I’ve shown the underground map coloured by the age of stations below.
Deep reds for the oldest stations, on the Metropolitan and District lines built in the second half of the 19th century. Pale blue for middle aged stations, the Central line heading out to Epping and West Ruislip. And finally the most recent stations on the Jubilee line towards Canary Wharf and North Greenwich are a darker blue.
Next up is traffic, or how many people use the underground. The wikipedia page contains information on usage, in terms of millions of passengers per year in 2012 covering both entries and exits. I’ve shown this data below with traffic shown at individual stations by the thickness of the line.
I rather like a “fat lines” presentation of the number of people using a station, the fatter the line at the station the more people going in and out. Of course some stations have multiple lines so get an unfair advantage. Correcting for this it turns out Canary Wharf is the busiest station on the underground, thankfully it’s built for it. Small above ground beneath it is a massive, cathedral-like space.
More data is available as a result of a Freedom of Information request (here) which gives data broken down by passenger action (boarding or alighting), underground line, direction of travel and time of day – broken down into fairly coarse chunks of the day. I use this data in the chart below to measure the “commuteriness” of each station. To do this I take the ratio of people boarding trains in the 7am-10am time slot with those boarding 4pm-7pm. For locations with lots of commuters, this will be a big number because lots of people get on the train to go to work in the morning but not many get on the train in the evening, that’s when everyone is getting off the train to go home.

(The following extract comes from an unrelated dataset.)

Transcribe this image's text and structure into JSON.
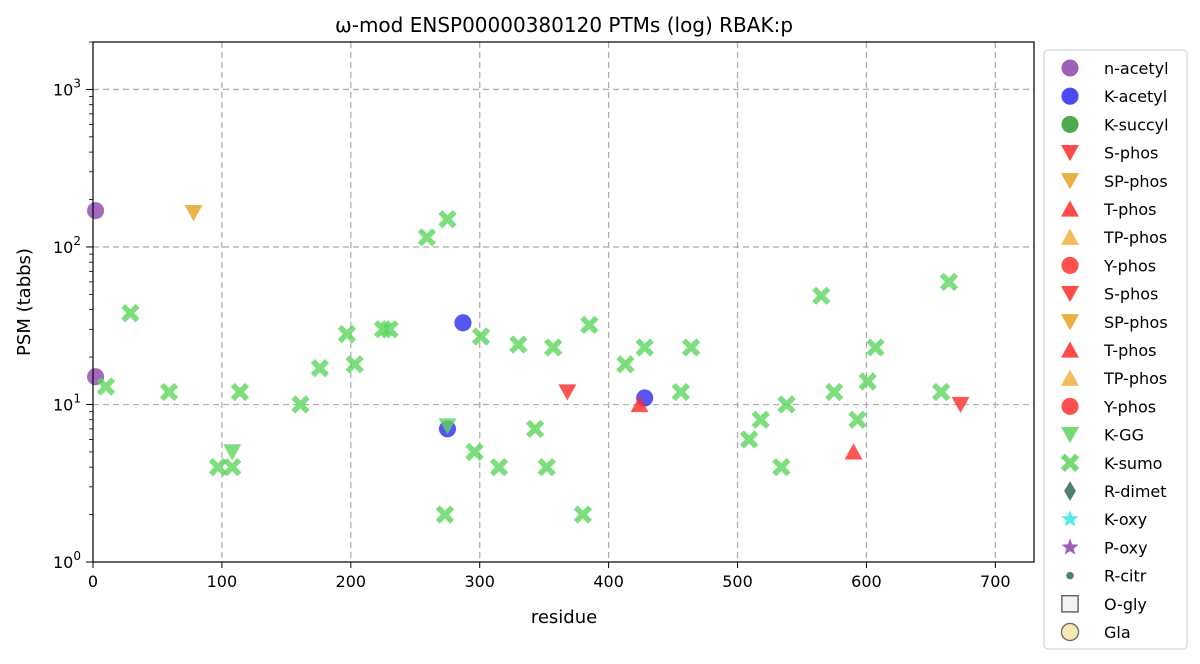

By this measure the top five locations for “commuteriness” are:
- Pinner
- Ruislip Manor
- Elm Park
- Upminster Bridge
- Burnt Oak
It was difficult not to get sidetracked during this project, someone used the Freedom of Information Act to get the depths of all of the underground stations, so obviously I had to include that data too! The deepest underground station is Hampstead, in part because the station itself is at the top of a steep hill.
I’ve made all of this data into a Tableau visualisation which you can play with here. The interactive version shows you details of the stations as your cursor floats over them, allows you to select individual lines and change the data overlaid on the map including the depth and altitude data that.